Stetson Kennedy, 94, a writer who documented daily life in the Depression-era South and who produced a controversial book about the inner workings of the Ku Klux Klan, died Aug. 27 at a hospital in Jacksonville, Fla. He had a subdural hematoma, said his wife, Sandra Parks.
As a member of the Federal Writers’ Project, Mr. Kennedy worked alongside many famous American authors studying their native regions. He traveled the South describing the struggles of everyday people.
What was probably his best-known work came out of the 1940s, when he set for himself the goal of exposing the Ku Klux Klan and its efforts to terrorize blacks throughout the region.
In “The Klan Unmasked,” published in 1954, Mr. Kennedy recounted what he said was his infiltration of the Klan, a secretive organization about whose inner operations little was known.
He wrote that he presented himself as “John S. Perkins,” using the surname of a deceased uncle who was a former Klansman.
Full of dramatic dialogue, the volume reads like a hard-boiled detective novel. Mr. Kennedy’s portrayal of the Klan suggested horrors as well as absurdities.
In the first chapter, Mr. Kennedy tells of receiving a 2 a.m. phone call and finding the chief of the Klavalier Klub murder squad on the line. Before delivering a “fiery summons,” Mr. Kennedy wrote, the chieftain, using a code name, initiated the exchange of passwords.
“White,” his caller prompted.
“Man,” Mr. Kennedy returned.
“Native,” the caller said.
“Born,” Mr. Kennedy said he responded.
In recent years, Mr. Kennedy has been accused of embellishing his account. In a notable episode, Mr. Kennedy’s work was featured in the best-selling book “Freakonomics” by Stephen J. Dubner and Steven D. Levitt.
But in a 2006 New York Times Magazine article, they said they had come to have their doubts about Mr. Kennedy and his work, suggesting that he had worked with an informant and that some of his material came from public events that he attended as a reporter.
Among those coming to his defense were Peggy Bulger, director of the American Folklife Center at the Library of Congress and a personal friend, who vouched for his truthfulness. Acclaimed oral historian Studs Terkel also defended him vigorously.
Mr. Kennedy told the St. Petersburg Times that he did “dramatize” some of his work to help it reach a wider audience.
“It was hardly a cover-up,” he told the Associated Press in 2007.
Mr. Kennedy has been described as providing information about the Klan’s activities to government investigators and the national media. It was part of what he said was an attempt to bring down those he called “homegrown racial terrorists.”
When he was 90, he told the Associated Press that the Klan continued to harass him. He would pick up the telephone to hear threats. “We think about you every time we drive by your house,” the caller would tell him. He cited numerous attempts to burn his home and said that his dog had been shot.
William Stetson Kennedy was born Oct. 5, 1916, in Jacksonville, Fla. On his mother’s side, he was related to hat manufacturer John B. Stetson.
Mr. Kennedy’s awareness of discrimination dated to his teenage years, his wife said, when he was a bill collector for his father’s furniture store.
He began noting the speech of people he met, particularly his father’s African American customers.
Mr. Kennedy dropped out of the University of Florida toward the end of the Depression. He worked as a folklorist with the writers’ project, which was created by President Franklin D. Roosevelt’s New Deal. For his 1942 book “Palmetto Country,” he drove around Florida with a primitive tape recorder, the St. Petersburg Times reported, collecting the stories of orange pickers and turpentine gatherers.
Kept out of World War II military service because of a back injury, Mr. Kennedy worked for the Anti-Defamation League and the Anti-Nazi League of New York. He began his own war on the Klan.
“All my friends were in service, and they were being shot at in a big way.

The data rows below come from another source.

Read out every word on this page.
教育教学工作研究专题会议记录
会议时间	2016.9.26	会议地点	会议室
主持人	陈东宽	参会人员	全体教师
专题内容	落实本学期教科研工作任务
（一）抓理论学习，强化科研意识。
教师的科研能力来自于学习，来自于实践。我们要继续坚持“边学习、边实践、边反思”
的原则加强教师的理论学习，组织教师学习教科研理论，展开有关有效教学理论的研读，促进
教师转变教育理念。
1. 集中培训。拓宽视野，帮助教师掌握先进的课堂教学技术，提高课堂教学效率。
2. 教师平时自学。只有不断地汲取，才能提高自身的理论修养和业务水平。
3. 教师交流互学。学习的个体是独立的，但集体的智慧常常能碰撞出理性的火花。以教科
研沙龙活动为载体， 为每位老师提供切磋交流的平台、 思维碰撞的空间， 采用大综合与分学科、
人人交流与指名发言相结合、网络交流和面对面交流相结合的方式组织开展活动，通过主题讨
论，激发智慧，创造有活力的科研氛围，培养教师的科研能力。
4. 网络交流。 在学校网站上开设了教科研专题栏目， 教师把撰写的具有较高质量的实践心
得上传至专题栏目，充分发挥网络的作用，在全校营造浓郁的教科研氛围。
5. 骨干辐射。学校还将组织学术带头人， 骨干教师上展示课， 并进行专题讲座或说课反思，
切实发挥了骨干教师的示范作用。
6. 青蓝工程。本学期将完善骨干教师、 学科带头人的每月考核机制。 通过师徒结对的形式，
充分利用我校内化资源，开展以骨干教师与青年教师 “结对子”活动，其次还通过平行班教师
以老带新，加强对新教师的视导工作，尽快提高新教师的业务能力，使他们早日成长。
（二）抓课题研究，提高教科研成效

They were fighting racism whether they knew it or not,” Kennedy told the Associated Press in 2007. “At least I could see if I could do something about the racist terrorists in our back yard.”

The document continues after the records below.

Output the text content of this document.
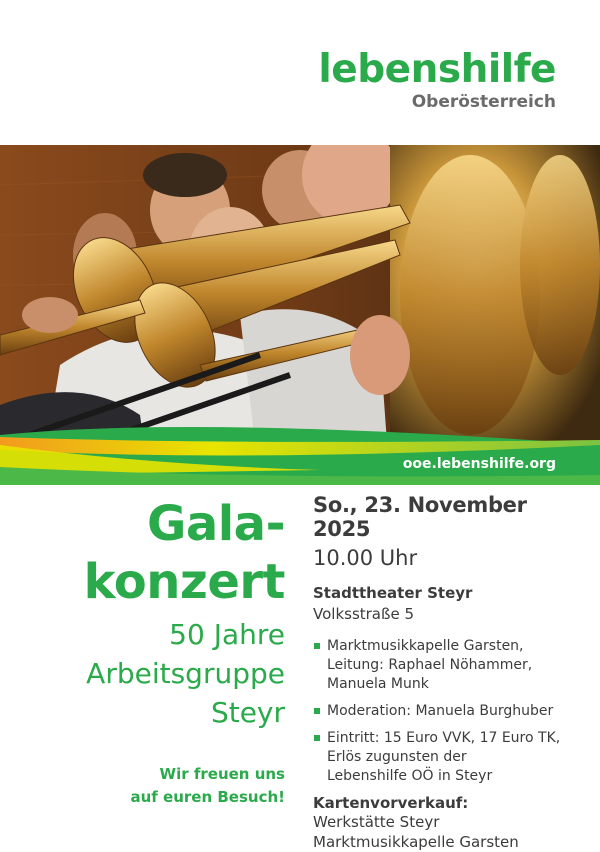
lebenshilfe
Oberösterreich
ooe.lebenshilfe.org
Gala-
konzert
50 Jahre
Arbeitsgruppe
Steyr
Wir freuen uns
auf euren Besuch!
So., 23. November 2025
10.00 Uhr
Stadttheater Steyr
Volksstraße 5
Marktmusikkapelle Garsten,
Leitung: Raphael Nöhammer,
Manuela Munk
Moderation: Manuela Burghuber
Eintritt: 15 Euro VVK, 17 Euro TK,
Erlös zugunsten der
Lebenshilfe OÖ in Steyr
Kartenvorverkauf:
Werkstätte Steyr
Marktmusikkapelle Garsten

In 1946, he wrote “Southern Exposure,” a book that documented white supremacists in the South — what a New York Times reviewer called the “funny little native fuehrers, who may not be so funny some day when they are locked up.”
Mr. Kennedy was accused of being a communist and moved to Europe in the 1950s. Existentialist philosopher Jean-Paul Sartre published his book “Jim Crow Guide: The Way It Was” in 1955.

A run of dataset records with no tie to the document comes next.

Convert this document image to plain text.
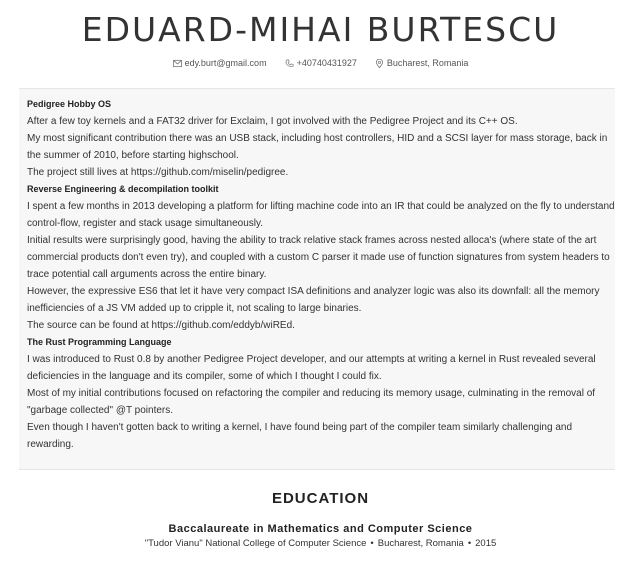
EDUARD-MIHAI BURTESCU
edy.burt@gmail.com	+40740431927	Bucharest, Romania
Pedigree Hobby OS

After a few toy kernels and a FAT32 driver for Exclaim, I got involved with the Pedigree Project and its C++ OS.

My most significant contribution there was an USB stack, including host controllers, HID and a SCSI layer for mass storage, back in the summer of 2010, before starting highschool.

The project still lives at https://github.com/miselin/pedigree.

Reverse Engineering & decompilation toolkit

I spent a few months in 2013 developing a platform for lifting machine code into an IR that could be analyzed on the fly to understand control-flow, register and stack usage simultaneously.

Initial results were surprisingly good, having the ability to track relative stack frames across nested alloca's (where state of the art commercial products don't even try), and coupled with a custom C parser it made use of function signatures from system headers to trace potential call arguments across the entire binary.

However, the expressive ES6 that let it have very compact ISA definitions and analyzer logic was also its downfall: all the memory inefficiencies of a JS VM added up to cripple it, not scaling to large binaries.

The source can be found at https://github.com/eddyb/wiREd.

The Rust Programming Language

I was introduced to Rust 0.8 by another Pedigree Project developer, and our attempts at writing a kernel in Rust revealed several deficiencies in the language and its compiler, some of which I thought I could fix.

Most of my initial contributions focused on refactoring the compiler and reducing its memory usage, culminating in the removal of "garbage collected" @T pointers.

Even though I haven't gotten back to writing a kernel, I have found being part of the compiler team similarly challenging and rewarding.

EDUCATION
Baccalaureate in Mathematics and Computer Science
"Tudor Vianu" National College of Computer Science • Bucharest, Romania • 2015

Mr. Kennedy was married seven times. In addition to his wife of five years, of St. Augustine, survivors include a son, Loren Kennedy of Raleigh, N.C.; two stepdaughters, Jennifer Wing Pastore of St. Augustine, Fla., and Nancy Wing Vuehmann of Westminster, Colo.; a stepson, John Howland Wing of Washington; and one grandson.
When he was a boy, Mr. Kennedy was drawn to nature and thought he might be a zoologist.
“I decided to be a zoologist for our own species,” he told the Jacksonville-based Folio Weekly, “to look at the human animal — the most screwed-up and dangerous animal, the only real wild animal on the planet.”